Siyasiler yıllardır hep söylerler, devleti küçülteceğiz. Devlet buğday yetiştirmez, devlet pamuk yetiştirmez. Devlet sadece; güvenlik, adalet ve sosyal güvenliğin tesisinden sorumlu olacak ve sağlık, eğitim gibi kamunun yapması gereken diğer hizmetlerin sunumunda ise denetim ve koordinasyon görevini üstlenmelidir.
Peki bu süreçte neler yapılabildi, geçmişe dönüp baktığımızda devleti gerçekten küçültebildik mi veya kadar küçültebildik.
Bu tartışmaların belki de en hararetli yaşandığı, krizin Türk Milletinin ensesinde boza pişirdiği 2000’ li yılların başında kamuda istihdam edilen iki milyon yüz bin civarındaki memurun sayısal olarak fazlalığı tartışılıyordu. Yıl 2012 kamuda istihdam edilen memur sayısı üç milyon dört yüz bin. Evet, küçültülmeye çalışılan devletin memur sayısı yüzde elli artırılmıştır.
Kamudaki memur istihdamındaki artışların amacı üretim ve hizmet standardını yükseltmeye yönelik olmadığı için, kurumlar bünyesinde ötekileştirilen memurların toplandığı havuzlar oluşturulmuştur. Oysa biz havuzu merhum Başbakanlardan Sayın Necmettin ERBAKAN döneminde mali disiplinin sağlandığı ekonomiye katkısı olan bir sistem olarak tanımıştık. Şöyle ki; öncelikle devlet bankasında Kamu Ortak Hesabı oluşturuldu. Kasasında parası olan devlet kurumları parasını bu hesaba yatıracak ve yine paraya ihtiyacı olan kurumlar da özel bankalara değil bu devlet bankasına başvurarak hesaptaki paradan -devletin kendi parasından- faydalanması sağlanmıştı. Hatta bu sistem sayesinde kara delik olarak nitelendirilen KİT’ler, bir yıllık Erbakan Hükümeti zamanında hem 6,5 Milyar Dolar tasarruf sağlamış hem de 2 milyar dolar kar etmişti.

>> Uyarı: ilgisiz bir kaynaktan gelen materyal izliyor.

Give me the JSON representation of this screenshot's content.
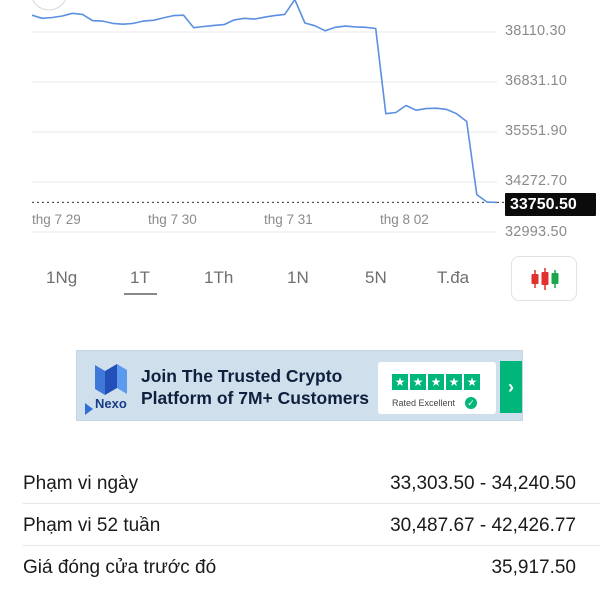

AKPARTİ iktidarının ilk yıllarında bürokrat tercihini, yetkin isimlerden oluşan bir bürokrat havuzundan kullandığı yetkililer tarafından da ifade edilmişti. Fakat süreç içersinde yetkin isimlerden oluşan havuz; görevden alınan, ötekileştirilmiş, bir zamanlar müsteşar(idi), genel müdür(idi), daire başkanı(idi), il müdürü(idi) velhasıl idi lerden oluşan adeta bir idiler koğuşuna dönüşmüştür.
Siyasi çekişme ve içsel tartışmalardan dolayı yeterince bedel ödemiş bir millet olarak, yetişmiş binlerce çalışanını ötekileştirerek yok sayacak kadar zengin değiliz. Bugün sadece Milli Eğitim Bakanlığının havuzundaki yani idiler koğuşundaki bürokrat sayısı, Anadolu’da bir ilin öğretmen ihtiyacını karşılayacak rakamsal boyuttadır. Sadece Milli Eğitim Bakanlığı değil, özellikle yeni teşkilat yasasının uygulanmasından sonra, bütün bakanlıklarda ötekileştirilerek yok sayılan yeni idiler koğuşları oluşturulmuştur. Öyle ki Devletin en tepesindeki isim olan TBMM Başkanı Sayın Cemil ÇİÇEK : “ Benim tam 87 danışmanım var. Bunları bulup bir toplantı yapmak, tanımak istedim. Ancak 20'sine ulaşabildik. Diğerlerinin nerede olduğu bile bilinmiyor. Bugüne kadar ne o danışmanlardan bana herhangi bir öneri geldi, ne de ben birisine herhangi bir şey sordum ” ifadeleriyle bu durumdan duyduğu rahatsızlığı ifade etmiştir.
İktidarların görevi insanları ötekileştirmek ve yok saymak değildir. Aksine sağcısıyla-solcusuyla, inanmışıyla - ateistiyle, Alevisiyle - Sünnisiyle, Türküyle – Gürcüsüyle, Cemaatçisiyle – sarhoşuyla - dervişiyle ülkenin tamamını kucaklamaktır. Her fırsatta sözü edilen sosyal devlet anlayışı da bunu gerektirir. Korkum odur ki, idiler koğuşuna bakan yardımcılarının da dahil edilmesiyle, bürokrat havuzlarına yeni derinlikler kazandırılmasın.